Asian shares tumbled on Tuesday as readings on China’s industrial movement failed to meet anticipations, underlining weakness in the world’s second-biggest economy in spite of Beijing’s tries to spur development.

The dollar-denominated MSCI index of Chinese shares plunged 0.8 percent. However Chinese blue chips in Shanghai and Shenzhen kept losses in check, dropping less than0.1 percent as investors upheld  hopes for more measures to prop up the economy.

Frances Cheung head of macro strategy for Asia at Westpac said that the weak industrial numbers suggest “stimulus is there to stay”. Upbeat data for March had incited several analysts to scale back expectations of added support measures.

MSCI’s widest gauge of Asia-Pacific shares outside Japan was off 0.7 percent. Korean shares led losses for the county, dropping 1.3 percent.

Australian equities dropped 0.6 percent.

Japan's financial markets stay closed for a national holiday as Japanese Emperor Akihito prepares to disown on Tuesday in favor of his elder son, Crown Prince Naruhito.

Asian investors had disregard cautious increases on U.S. stocks overnight that had boosted the S&P 500 index to an intraday record high of 2,949.52. The index wrapped up 0.11 percent at a record closing high of 2,943.03.

The Nasdaq added 0.19 percent to 8,161.85, also a record closing high, and the Dow Jones Industrial Average squeezed out a 0.04 percent increase to 26,554.39.
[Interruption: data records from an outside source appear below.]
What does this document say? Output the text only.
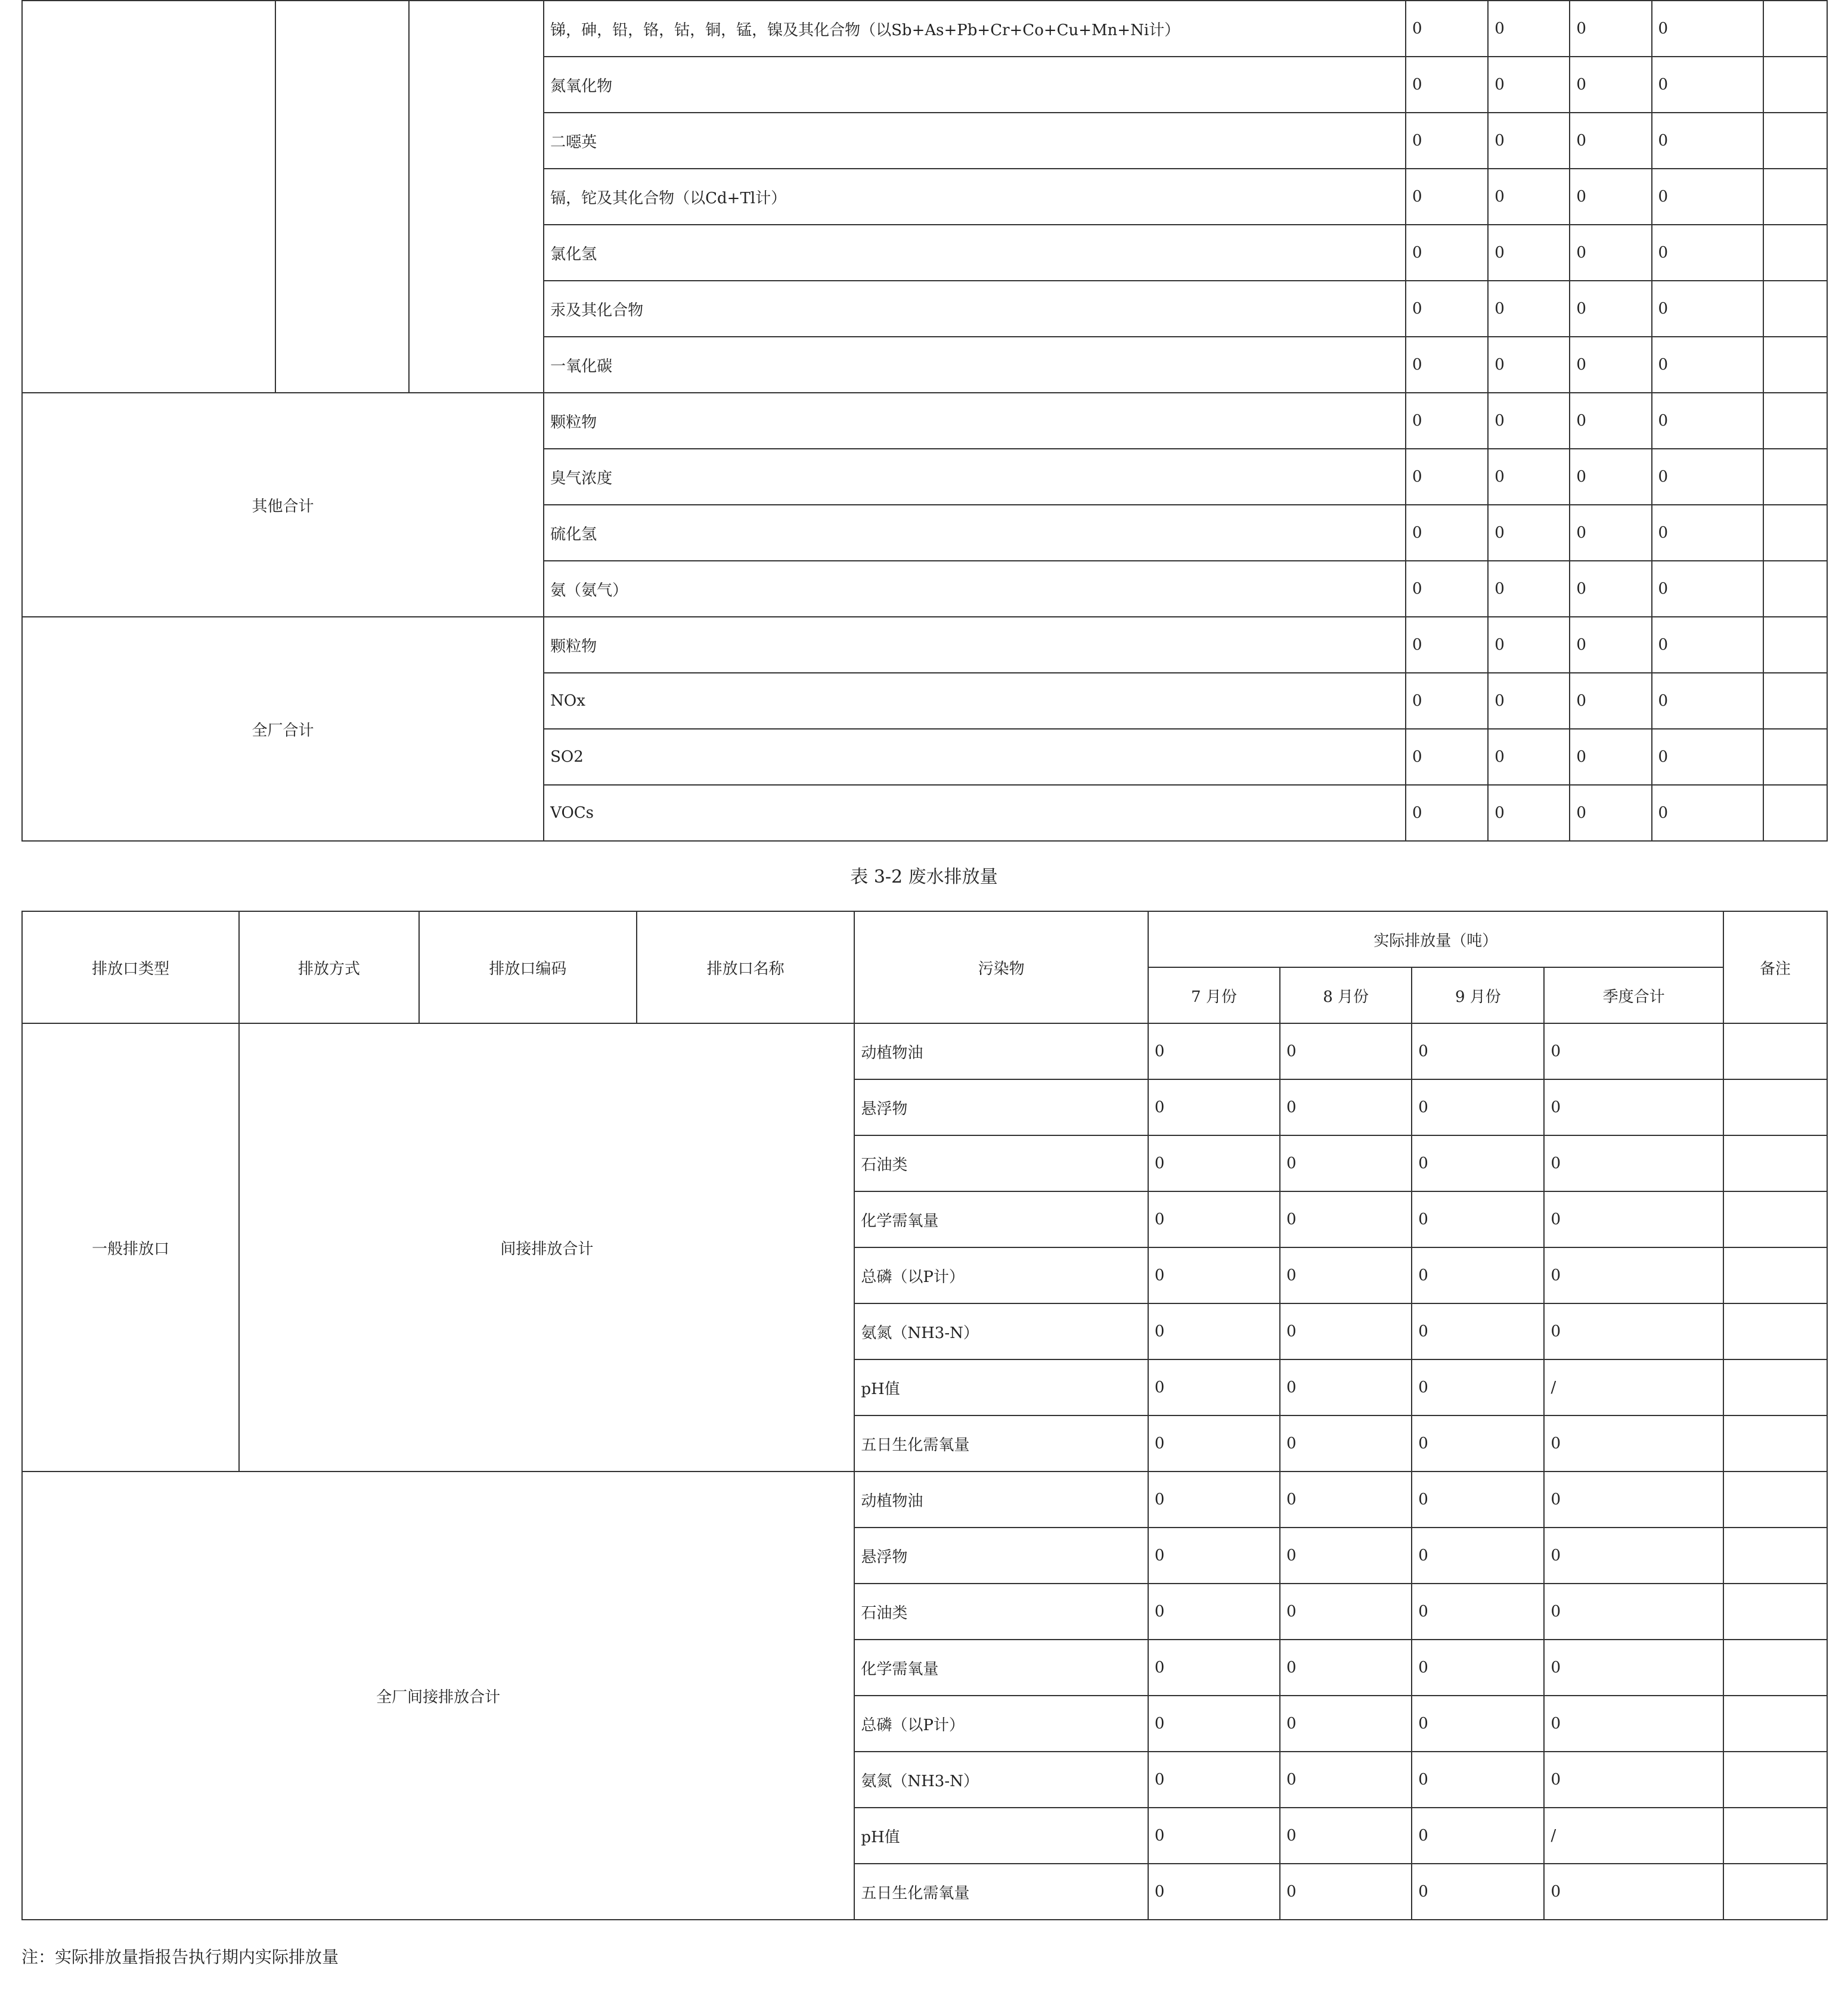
			锑，砷，铅，铬，钴，铜，锰，镍及其化合物（以Sb+As+Pb+Cr+Co+Cu+Mn+Ni计）	0	0	0	0	
			氮氧化物	0	0	0	0	
			二噁英	0	0	0	0	
			镉，铊及其化合物（以Cd+Tl计）	0	0	0	0	
			氯化氢	0	0	0	0	
			汞及其化合物	0	0	0	0	
			一氧化碳	0	0	0	0	
其他合计			颗粒物	0	0	0	0	
			臭气浓度	0	0	0	0	
			硫化氢	0	0	0	0	
			氨（氨气）	0	0	0	0	
全厂合计			颗粒物	0	0	0	0	
			NOx	0	0	0	0	
			SO2	0	0	0	0	
			VOCs	0	0	0	0	
表 3-2 废水排放量
排放口类型	排放方式	排放口编码	排放口名称	污染物	实际排放量（吨）				备注
					7 月份	8 月份	9 月份	季度合计	
一般排放口	间接排放合计			动植物油	0	0	0	0	
				悬浮物	0	0	0	0	
				石油类	0	0	0	0	
				化学需氧量	0	0	0	0	
				总磷（以P计）	0	0	0	0	
				氨氮（NH3-N）	0	0	0	0	
				pH值	0	0	0	/	
				五日生化需氧量	0	0	0	0	
全厂间接排放合计				动植物油	0	0	0	0	
				悬浮物	0	0	0	0	
				石油类	0	0	0	0	
				化学需氧量	0	0	0	0	
				总磷（以P计）	0	0	0	0	
				氨氮（NH3-N）	0	0	0	0	
				pH值	0	0	0	/	
				五日生化需氧量	0	0	0	0	
注：实际排放量指报告执行期内实际排放量
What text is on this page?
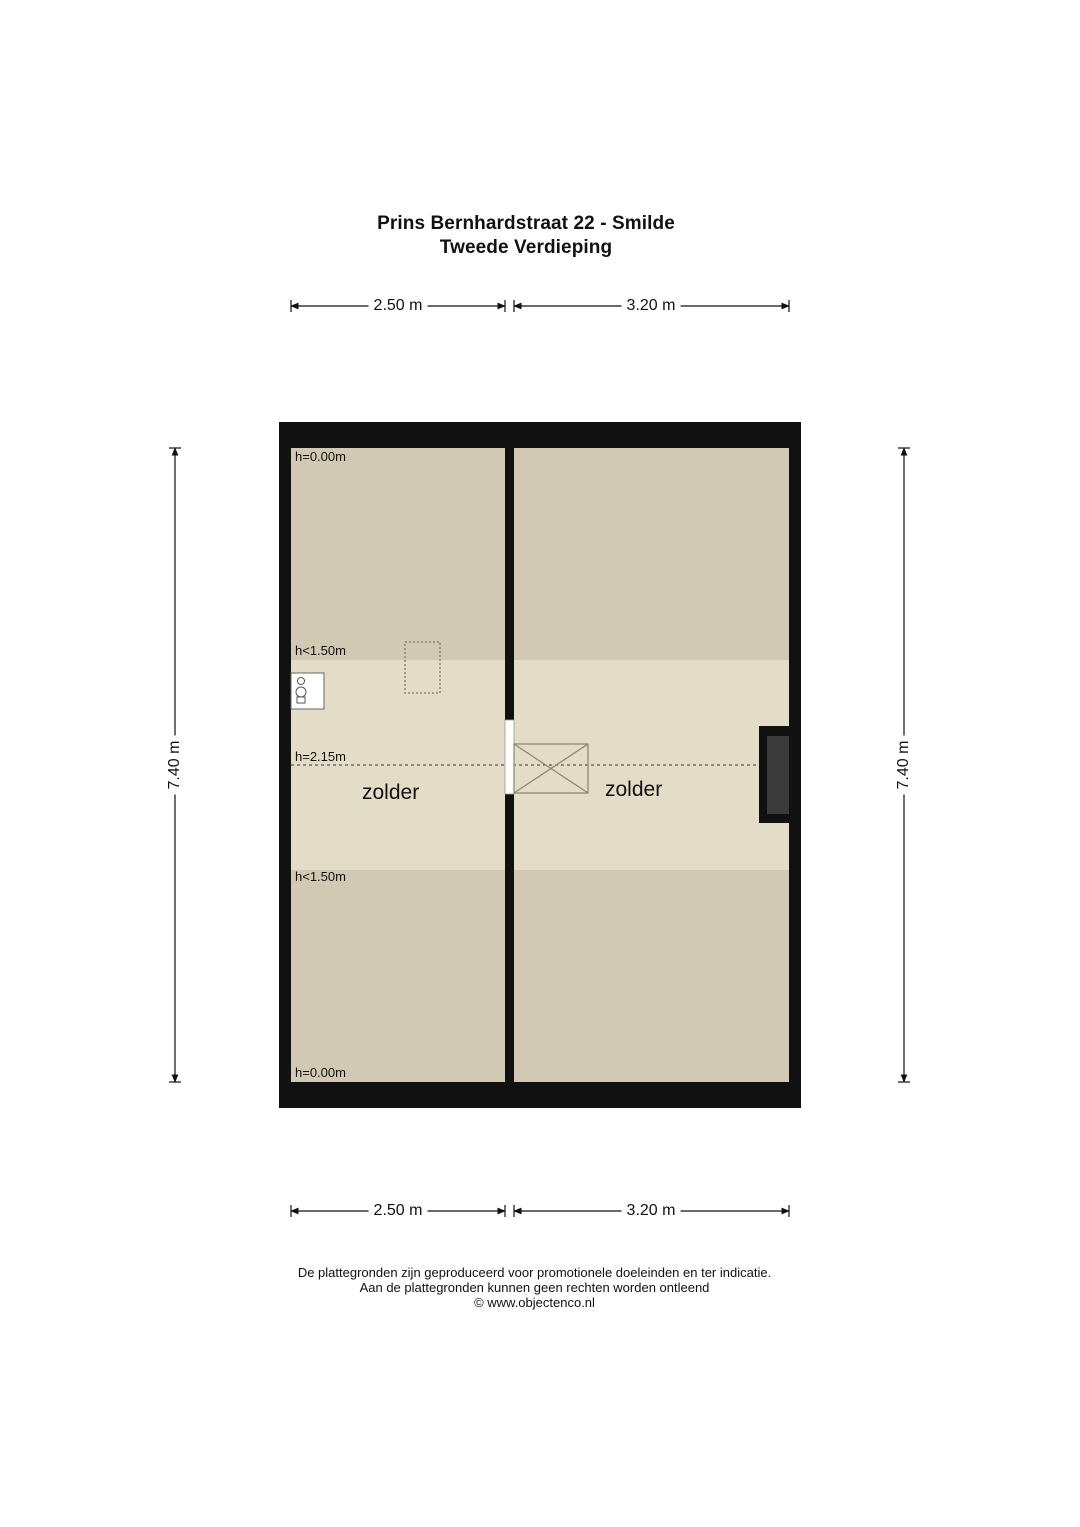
Prins Bernhardstraat 22 - Smilde
Tweede Verdieping
2.50 m	3.20 m
2.50 m	3.20 m
7.40 m	7.40 m
h=0.00m
h<1.50m
h=2.15m
h<1.50m
h=0.00m
zolder	zolder
De plattegronden zijn geproduceerd voor promotionele doeleinden en ter indicatie.
Aan de plattegronden kunnen geen rechten worden ontleend
© www.objectenco.nl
The quiet begin to the week in worldwide equity markets comes ahead of a two-day meeting of the policy-setting Federal Open Market Committee. The committee is set to release its latest statement on Wednesday.

Fed Expects Interest Rates Unchanged


The Fed is broadly expected to leave interest rates unchanged, as it seeks to balance robust economic growth in contradiction of low inflation.

In the most recent slew of data sending mixed signals to the Fed, U.S. buyer spending soared at the quickest pace in more than 9-1/2 years in March, however core personal consumption expenditures (PCE), the bank's favored inflation measure, logged its least annual ascent in 14 months.

"We expect the dovish tone from central banks to continue for the foreseeable future. Given evidence of a recovery in growth, this is very positive for risk assets," analysts said in a morning note.

The output on benchmark U.S. 10-year Treasury notes had climbed to a near of 2.536 percent on Monday on strong buyer spending data but was quoted at 2.527 percent in New York.

The two-year yield, watched as a gauge of anticipations of rate increases, was at 2.2942 percent in late New York trades, off from a U.S. close on  Monday of 2.298 percent.

In the currency market, the greenback lost 0.05 percent versus the yen to 111.55, and the euro was barely changed at $1.1184.

The dollar index, which tracks the dollar versus a basket of six major opponents, was also unchanged, holding at 97.852.

However other currencies stayed firm, the dollar soared 0.4 percent versus the Korean won, to 1,163.33.

"The won is both risk- and trade-sensitive, and as such it is suffering," said Cheung at Westpac.

"Upward pressure on USD/Asia is likely to stay before we see some economic improvement (in China)," she added.

Oil prices turned lower, after border higher on Monday as markets tried to continue a rally interrupted by demands from U.S. President Donald Trump that OPEC raise yield.

U.S. crude tumbled 0.2 percent to $63.37 per barrel and Brent crude was down 0.4 percent at $71.75.

Gold showed some luster after falling Tuesday on the U.S data. Spot gold increased 0.2 percent at $1,282.06 per ounce.